Non rappresentano una complicanza a parte. Nella fase distonica compaiono

delle posture particolari (coatte) di tipo camptocormico ed in retropulsione.

Anche la postura distonica può essere corretta dalle stesse modifiche

terapeutiche che controllano le distonie.

Acinesia acuta

La sindrome Acinetica Acuta è caratterizzata da una transitoria refrattarietà

della risposta alla somministrazione di L-Dopa o dopaminoagonisti. In genere

compare in pazienti sottoposti ad interventi chirurgici, in conseguenza di

un'infezione o di un trauma con frattura.

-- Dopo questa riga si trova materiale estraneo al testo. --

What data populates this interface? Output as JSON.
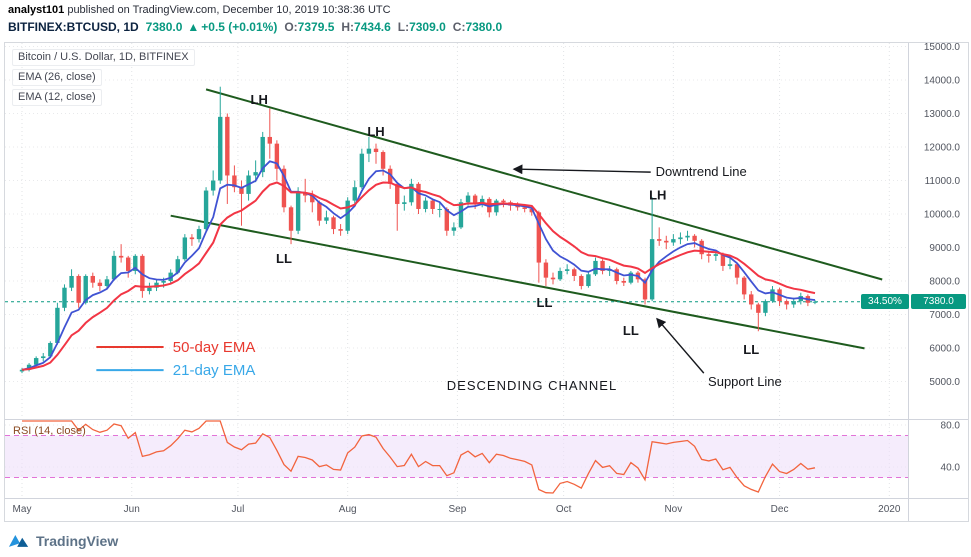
{
  "header": {
    "byline_user": "analyst101",
    "byline_rest": " published on TradingView.com, December 10, 2019 10:38:36 UTC",
    "symbol": "BITFINEX:BTCUSD, 1D",
    "last": "7380.0",
    "arrow": "▲",
    "change": "+0.5 (+0.01%)",
    "o_label": "O:",
    "o": "7379.5",
    "h_label": "H:",
    "h": "7434.6",
    "l_label": "L:",
    "l": "7309.0",
    "c_label": "C:",
    "c": "7380.0"
  },
  "legend": {
    "title": "Bitcoin / U.S. Dollar, 1D, BITFINEX",
    "ema26": "EMA (26, close)",
    "ema12": "EMA (12, close)"
  },
  "rsi_label": "RSI (14, close)",
  "price_axis": {
    "current_badge": "7380.0",
    "percent_badge": "34.50%",
    "ticks": [
      {
        "value": 15000,
        "label": "15000.0"
      },
      {
        "value": 14000,
        "label": "14000.0"
      },
      {
        "value": 13000,
        "label": "13000.0"
      },
      {
        "value": 12000,
        "label": "12000.0"
      },
      {
        "value": 11000,
        "label": "11000.0"
      },
      {
        "value": 10000,
        "label": "10000.0"
      },
      {
        "value": 9000,
        "label": "9000.0"
      },
      {
        "value": 8000,
        "label": "8000.0"
      },
      {
        "value": 7000,
        "label": "7000.0"
      },
      {
        "value": 6000,
        "label": "6000.0"
      },
      {
        "value": 5000,
        "label": "5000.0"
      }
    ]
  },
  "rsi_axis": {
    "ticks": [
      {
        "value": 80,
        "label": "80.0"
      },
      {
        "value": 40,
        "label": "40.0"
      }
    ]
  },
  "time_axis": {
    "labels": [
      {
        "slot": 0,
        "label": "May"
      },
      {
        "slot": 15.5,
        "label": "Jun"
      },
      {
        "slot": 30.5,
        "label": "Jul"
      },
      {
        "slot": 46,
        "label": "Aug"
      },
      {
        "slot": 61.5,
        "label": "Sep"
      },
      {
        "slot": 76.5,
        "label": "Oct"
      },
      {
        "slot": 92,
        "label": "Nov"
      },
      {
        "slot": 107,
        "label": "Dec"
      },
      {
        "slot": 122.5,
        "label": "2020"
      }
    ]
  },
  "footer": {
    "logo_text": "TradingView"
  },
  "colors": {
    "up": "#26a69a",
    "down": "#ef5350",
    "ema_fast": "#4053d3",
    "ema_slow": "#f23645",
    "channel": "#1e5b1e",
    "current": "#089981",
    "rsi": "#f2643e",
    "band_fill": "#efe0fa",
    "band_edge": "#e273d8",
    "badge": "#089981"
  },
  "chart_data": {
    "type": "candlestick",
    "title": "Bitcoin / U.S. Dollar, 1D, BITFINEX",
    "exchange": "BITFINEX",
    "pair": "BTC/USD",
    "interval": "1D",
    "ylim": [
      4000,
      15150
    ],
    "price_line": 7380.0,
    "candles": [
      [
        5300,
        5400,
        5250,
        5350
      ],
      [
        5350,
        5550,
        5300,
        5500
      ],
      [
        5500,
        5750,
        5450,
        5700
      ],
      [
        5700,
        5850,
        5600,
        5750
      ],
      [
        5750,
        6200,
        5700,
        6150
      ],
      [
        6150,
        7350,
        6100,
        7200
      ],
      [
        7200,
        7900,
        7100,
        7800
      ],
      [
        7800,
        8350,
        7700,
        8150
      ],
      [
        8150,
        8200,
        7200,
        7350
      ],
      [
        7350,
        8200,
        7300,
        8150
      ],
      [
        8150,
        8250,
        7800,
        7950
      ],
      [
        7950,
        8050,
        7700,
        7850
      ],
      [
        7850,
        8150,
        7750,
        8050
      ],
      [
        8050,
        8900,
        8000,
        8750
      ],
      [
        8750,
        9100,
        8550,
        8700
      ],
      [
        8700,
        8750,
        8100,
        8300
      ],
      [
        8300,
        8800,
        8200,
        8750
      ],
      [
        8750,
        8800,
        7500,
        7700
      ],
      [
        7700,
        7950,
        7600,
        7800
      ],
      [
        7800,
        8050,
        7700,
        7950
      ],
      [
        7950,
        8100,
        7800,
        8000
      ],
      [
        8000,
        8350,
        7900,
        8250
      ],
      [
        8250,
        8750,
        8200,
        8650
      ],
      [
        8650,
        9400,
        8600,
        9300
      ],
      [
        9300,
        9400,
        9050,
        9250
      ],
      [
        9250,
        9650,
        9150,
        9550
      ],
      [
        9550,
        10800,
        9500,
        10700
      ],
      [
        10700,
        11300,
        10550,
        11000
      ],
      [
        11000,
        13800,
        10900,
        12900
      ],
      [
        12900,
        13000,
        10300,
        11150
      ],
      [
        11150,
        11450,
        10650,
        10800
      ],
      [
        10800,
        11000,
        9650,
        10600
      ],
      [
        10600,
        11300,
        10400,
        11150
      ],
      [
        11150,
        11600,
        10950,
        11250
      ],
      [
        11250,
        12450,
        11100,
        12300
      ],
      [
        12300,
        13150,
        11650,
        12100
      ],
      [
        12100,
        12200,
        11000,
        11350
      ],
      [
        11350,
        11450,
        10050,
        10200
      ],
      [
        10200,
        10250,
        9100,
        9500
      ],
      [
        9500,
        10800,
        9400,
        10650
      ],
      [
        10650,
        11050,
        10350,
        10550
      ],
      [
        10550,
        10700,
        10050,
        10350
      ],
      [
        10350,
        10400,
        9650,
        9800
      ],
      [
        9800,
        10100,
        9700,
        9900
      ],
      [
        9900,
        9950,
        9400,
        9550
      ],
      [
        9550,
        9700,
        9350,
        9500
      ],
      [
        9500,
        10500,
        9400,
        10400
      ],
      [
        10400,
        11000,
        10300,
        10800
      ],
      [
        10800,
        11950,
        10750,
        11800
      ],
      [
        11800,
        12300,
        11550,
        11950
      ],
      [
        11950,
        12100,
        11500,
        11850
      ],
      [
        11850,
        11900,
        11150,
        11350
      ],
      [
        11350,
        11450,
        10750,
        10900
      ],
      [
        10900,
        10950,
        9500,
        10300
      ],
      [
        10300,
        10550,
        10100,
        10350
      ],
      [
        10350,
        11050,
        10250,
        10900
      ],
      [
        10900,
        10950,
        10000,
        10150
      ],
      [
        10150,
        10500,
        10050,
        10400
      ],
      [
        10400,
        10450,
        10000,
        10150
      ],
      [
        10150,
        10350,
        9900,
        10150
      ],
      [
        10150,
        10200,
        9350,
        9500
      ],
      [
        9500,
        9750,
        9350,
        9600
      ],
      [
        9600,
        10450,
        9550,
        10350
      ],
      [
        10350,
        10650,
        10250,
        10550
      ],
      [
        10550,
        10600,
        10150,
        10300
      ],
      [
        10300,
        10550,
        10200,
        10450
      ],
      [
        10450,
        10500,
        9900,
        10050
      ],
      [
        10050,
        10450,
        9950,
        10400
      ],
      [
        10400,
        10450,
        10200,
        10350
      ],
      [
        10350,
        10400,
        10100,
        10250
      ],
      [
        10250,
        10350,
        10100,
        10200
      ],
      [
        10200,
        10300,
        10050,
        10150
      ],
      [
        10150,
        10200,
        9950,
        10050
      ],
      [
        10050,
        10100,
        7950,
        8550
      ],
      [
        8550,
        8650,
        7850,
        8100
      ],
      [
        8100,
        8250,
        7900,
        8050
      ],
      [
        8050,
        8400,
        8000,
        8300
      ],
      [
        8300,
        8500,
        8200,
        8350
      ],
      [
        8350,
        8400,
        8000,
        8150
      ],
      [
        8150,
        8200,
        7750,
        7850
      ],
      [
        7850,
        8300,
        7800,
        8200
      ],
      [
        8200,
        8700,
        8150,
        8600
      ],
      [
        8600,
        8650,
        8200,
        8300
      ],
      [
        8300,
        8450,
        8150,
        8350
      ],
      [
        8350,
        8400,
        7900,
        8000
      ],
      [
        8000,
        8100,
        7850,
        7950
      ],
      [
        7950,
        8300,
        7900,
        8250
      ],
      [
        8250,
        8300,
        7950,
        8050
      ],
      [
        8050,
        8100,
        7300,
        7450
      ],
      [
        7450,
        10500,
        7400,
        9250
      ],
      [
        9250,
        9600,
        9050,
        9200
      ],
      [
        9200,
        9350,
        8950,
        9150
      ],
      [
        9150,
        9400,
        9050,
        9250
      ],
      [
        9250,
        9450,
        9100,
        9300
      ],
      [
        9300,
        9500,
        9200,
        9350
      ],
      [
        9350,
        9400,
        9000,
        9200
      ],
      [
        9200,
        9250,
        8650,
        8800
      ],
      [
        8800,
        8900,
        8550,
        8750
      ],
      [
        8750,
        8900,
        8600,
        8800
      ],
      [
        8800,
        8850,
        8300,
        8450
      ],
      [
        8450,
        8700,
        8350,
        8500
      ],
      [
        8500,
        8550,
        7900,
        8100
      ],
      [
        8100,
        8150,
        7450,
        7600
      ],
      [
        7600,
        7700,
        7150,
        7300
      ],
      [
        7300,
        7350,
        6500,
        7050
      ],
      [
        7050,
        7450,
        6950,
        7400
      ],
      [
        7400,
        7850,
        7350,
        7750
      ],
      [
        7750,
        7800,
        7250,
        7400
      ],
      [
        7400,
        7450,
        7150,
        7300
      ],
      [
        7300,
        7500,
        7200,
        7400
      ],
      [
        7400,
        7650,
        7300,
        7550
      ],
      [
        7550,
        7600,
        7250,
        7350
      ],
      [
        7379.5,
        7434.6,
        7309,
        7380
      ]
    ],
    "emas": [
      {
        "label": "EMA (12, close)",
        "period_bars": 6
      },
      {
        "label": "EMA (26, close)",
        "period_bars": 13
      }
    ],
    "rsi": {
      "label": "RSI (14, close)",
      "period_bars": 7,
      "upper_band": 70,
      "lower_band": 30
    },
    "channel": {
      "upper": {
        "from": [
          26,
          13720
        ],
        "to": [
          121.5,
          8045
        ]
      },
      "lower": {
        "from": [
          21,
          9950
        ],
        "to": [
          119,
          5990
        ]
      }
    },
    "annotations": {
      "lh_labels": [
        {
          "slot": 33.5,
          "price": 13290,
          "text": "LH"
        },
        {
          "slot": 50,
          "price": 12330,
          "text": "LH"
        },
        {
          "slot": 89.8,
          "price": 10430,
          "text": "LH"
        }
      ],
      "ll_labels": [
        {
          "slot": 37,
          "price": 8540,
          "text": "LL"
        },
        {
          "slot": 73.8,
          "price": 7230,
          "text": "LL"
        },
        {
          "slot": 86,
          "price": 6390,
          "text": "LL"
        },
        {
          "slot": 103,
          "price": 5820,
          "text": "LL"
        }
      ],
      "texts": [
        {
          "slot": 89.5,
          "price": 11140,
          "text": "Downtrend Line",
          "size": 13
        },
        {
          "slot": 60,
          "price": 4750,
          "text": "DESCENDING CHANNEL",
          "size": 13,
          "spacing": 1
        },
        {
          "slot": 96.9,
          "price": 4870,
          "text": "Support Line",
          "size": 13
        }
      ],
      "arrows": [
        {
          "from": [
            88.8,
            11250
          ],
          "to": [
            69.5,
            11340
          ]
        },
        {
          "from": [
            96.3,
            5250
          ],
          "to": [
            89.7,
            6870
          ]
        }
      ],
      "ema_labels": [
        {
          "text": "50-day EMA",
          "color": "#e8392f",
          "seg_from": 10.5,
          "seg_to": 20,
          "price": 6030,
          "text_slot": 21.3
        },
        {
          "text": "21-day EMA",
          "color": "#38a8e8",
          "seg_from": 10.5,
          "seg_to": 20,
          "price": 5340,
          "text_slot": 21.3
        }
      ]
    }
  }
}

Il paziente diviene gravemente acinetico e la somministrazione di L-Dopa o

dopaminoagonisti non determina alcun recupero delle capacità motorie. Inoltre

possono sovrapporsi disturbi psichiatrici o cognitivi.

La descrizione classica segnala il totale crollo delle funzioni motorie, con

immobilità, disfagia, afonia e rapida essiccosi (disidratazione cui si

sovrappongono infezioni opportunistiche) (41).

Turning behavior

E’ un cambiamento del comportamento legato alla liberazione in eccesso di

dopamina dal lato danneggiato, un parametro comportamentale che viene

indotto nel ratto emiparkinsoniano per il grado di asimmetria posturale.